Duncan Bishop was the spitting image of his father, only younger. He had the intense dark eyes. Every photo of the man had him looking right into the camera, as if he met the world head on and didn’t flinch. His features weren’t perfect, but the strong jaw and high cheekbones combined to make the man “interesting.” His hair was short enough, styled back from his face, a dark brown shot with gold highlights, and every photo had him in a business suit or tuxedo. In one picture she found the Barr woman with him, his arm around her, the woman smiling at someone nearby, the man looking at the camera, appearing faintly bored.
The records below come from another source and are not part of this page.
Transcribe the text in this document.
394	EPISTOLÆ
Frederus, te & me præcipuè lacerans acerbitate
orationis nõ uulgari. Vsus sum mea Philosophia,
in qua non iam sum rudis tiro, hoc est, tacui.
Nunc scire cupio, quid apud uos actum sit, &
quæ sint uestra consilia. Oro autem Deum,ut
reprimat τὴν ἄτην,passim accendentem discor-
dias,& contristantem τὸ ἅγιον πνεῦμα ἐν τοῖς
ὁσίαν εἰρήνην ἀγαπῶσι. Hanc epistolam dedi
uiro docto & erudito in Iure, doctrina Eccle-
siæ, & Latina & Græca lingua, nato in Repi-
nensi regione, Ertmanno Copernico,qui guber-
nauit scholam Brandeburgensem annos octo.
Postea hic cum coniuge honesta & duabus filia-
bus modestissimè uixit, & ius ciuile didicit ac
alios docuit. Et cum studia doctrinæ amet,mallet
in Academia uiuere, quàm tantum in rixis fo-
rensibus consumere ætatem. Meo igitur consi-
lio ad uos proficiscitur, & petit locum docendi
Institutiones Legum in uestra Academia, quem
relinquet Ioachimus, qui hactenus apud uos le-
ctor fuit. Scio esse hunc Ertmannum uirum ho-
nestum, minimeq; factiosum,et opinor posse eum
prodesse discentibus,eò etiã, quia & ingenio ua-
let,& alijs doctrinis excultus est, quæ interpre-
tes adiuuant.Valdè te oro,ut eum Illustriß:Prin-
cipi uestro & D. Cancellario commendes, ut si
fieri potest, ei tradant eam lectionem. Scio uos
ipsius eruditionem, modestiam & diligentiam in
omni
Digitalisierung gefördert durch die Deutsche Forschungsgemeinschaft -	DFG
She sorted through, got to the newspaper clippings and wasn’t surprised to see they were all about the business, all about the father and son making a deadly team. All about the victories of the Bishops. She put them back in the box, then looked at the birth certificate. Duncan Ross Bishop. Son of Ellen Gayle O’Hara and Duncan Ross Bishop. His birthday was a month away, two weeks before Christmas. She glanced at the birthplace. Silver Creek, Nevada. She’d heard of the place, but only because of a posh ski resort located there, a very expensive, very in-demand and very private place. A place a Bishop could afford, and, coincidentally, Duncan Bishop’s home.

A lot of people went home when they “disappeared,” and she wondered if Duncan Bishop was that predictable. Would she find him at the fancy resort there, The Inn at Silver Creek? Maybe he was there partying. Or hiding.

Whatever the case, she’d find him. Her future depended on it.